Grindhouse an Inglorious Basterds
After Kill Bill, Tarantino’s interest turns to the small screen. He writes and directs an episode of the CSI series in 2005, for which he received an Emmy Award nomination. It reaches one of the largest ratings of the series, with over 30 million viewers.
And then he works with Robert Rodriguez again. This collaboration will give birth to Grindhouse (2017), a film in two episodes: Rodriguez’s Planet Terror and Tarantino’s Death Proof. The cast is impressive. In fact, we find Kurt Russell, Rosario Dawson, Eli Roth, Bruce Willis, Danny Trejo, Nicolas Cage. The project is a tribute to exploitative films and genre films.
After these projects, Quentin Tarantino returns to work on the WWII script. In 2009 he then made Inglourious Basterds.
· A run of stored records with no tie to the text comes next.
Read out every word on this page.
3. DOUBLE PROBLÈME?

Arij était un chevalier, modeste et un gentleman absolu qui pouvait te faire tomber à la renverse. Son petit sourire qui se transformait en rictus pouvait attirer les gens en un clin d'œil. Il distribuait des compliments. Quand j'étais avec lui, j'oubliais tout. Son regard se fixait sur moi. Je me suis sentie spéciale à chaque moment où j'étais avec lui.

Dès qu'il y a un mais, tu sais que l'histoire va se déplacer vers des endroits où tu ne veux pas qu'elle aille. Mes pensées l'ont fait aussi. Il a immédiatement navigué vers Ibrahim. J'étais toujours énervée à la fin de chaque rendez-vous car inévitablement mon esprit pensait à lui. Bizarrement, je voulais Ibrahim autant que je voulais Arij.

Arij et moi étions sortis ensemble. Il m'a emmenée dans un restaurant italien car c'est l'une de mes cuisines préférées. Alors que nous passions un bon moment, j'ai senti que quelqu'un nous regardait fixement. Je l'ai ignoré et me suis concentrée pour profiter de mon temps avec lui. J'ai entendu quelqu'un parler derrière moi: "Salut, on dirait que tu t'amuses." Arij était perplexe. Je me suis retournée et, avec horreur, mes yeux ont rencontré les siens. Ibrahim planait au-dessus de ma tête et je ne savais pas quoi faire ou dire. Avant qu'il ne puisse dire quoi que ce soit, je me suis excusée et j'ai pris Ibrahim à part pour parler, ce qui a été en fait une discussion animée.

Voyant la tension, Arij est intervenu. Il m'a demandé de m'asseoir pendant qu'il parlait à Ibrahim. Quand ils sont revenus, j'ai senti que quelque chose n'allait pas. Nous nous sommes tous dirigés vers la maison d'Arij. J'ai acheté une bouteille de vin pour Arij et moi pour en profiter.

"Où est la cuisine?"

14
The story takes place in France during the occupation and tells the revenge of a young Jewish woman, Shosanna Dreyfus (played by Mélanie Laurent), whose family was executed by the Nazis led by Hans Landa (Christoph Waltz). At the same time, a commando of Allied Jewish soldiers led by Lieutenant Aldo Raine (Brad Pitt) is sent to Europe to eliminate as many Nazis as possible. The film is a critical and commercial success. It is nominated for eight Oscars, including two for Best Director and Best Original Screenplay.
Inglourious Basterds is the link with Quentin Tarantino’s next Oscar. On the one hand, it’s another story of female revenge echoed by Kill Bill. On the other hand, the group of Jewish victims of Nazism who want to wash themselves with Nazi blood is the key idea of Django, where the tragedy in the background of the film is American slavery.
A second Oscar for Django Unchained.
In 2012, Quentin Tarantino again successfully treads the path of the action western, Django Unchained. This is Tarantino’s biggest hit, making more than $ 425 million at the box office.
In the film, Jamie Foxx plays Django, a freed slave who teams up with a bounty hunter (Christoph Waltz) to find his wife, played by Kerry Washington. Django then has to confront the owner of his wife’s plantation, played by Leonardo DiCaprio in the film. The cast includes Samuel L. Jackson and Jonah Hill. At the 85th Academy Awards in 2013, Tarantino won the Oscar for Best Original Screenplay for this film. The film received several other Oscar nominations, including Best Picture and Best Sound Editing.
The Hateful Eight and Once upon a time… in Hollywood.
In 2015, The Hateful Eight is released in theaters with actors accustomed to collaborating with Tarantino: Samuel L. Jackson, Tim Roth and Michael Madsen. The plot is as follows: after the civil war, eight travelers find themselves stranded in a refuge in the middle of the mountains. As the storm hits the massif, the inn becomes the scene of intrigue and betrayal. The film garnered several Golden Globe and Oscar nominations in 2016.
Four years later, Tarantino signs his ninth film, Once Upon a Time … in Hollywood. The director visits Los Angeles in 1969 and pays homage to the last moments of Hollywood’s golden age. TV star Rick Dalton, played by Leonardo DiCaprio, and longtime stuntman Cliff Booth (Brad Pitt), his longtime replacement, continue their careers in an industry they no longer recognize. In the background, the hippie revolution and the terrible murder of Sharon Tate.
This highly anticipated feature film is applauded for seven minutes after its premiere at the Cannes Film Festival in May 2019, before its theatrical release the following July.
In spite of everything… happy birthday Quentin Tarantino!
Honestly I don’t understand 7 minutes of applause, I slept for a lot more during this movie, which I found boring and aimless.
Having said that, it is impossible not to recognize that, in less than 10 films, Quentin Tarantino was able to impose his highly original style on the small world of the seventh art. Waiting to know what the next movie will be, we can say, however, that with each of them Tarantino has spread his encyclopedic knowledge of cinema (and his net worth too!) and, thanks to his sense of dialogue and the graphic violence of his works, he has become an icon of pop culture, who turns 59 today!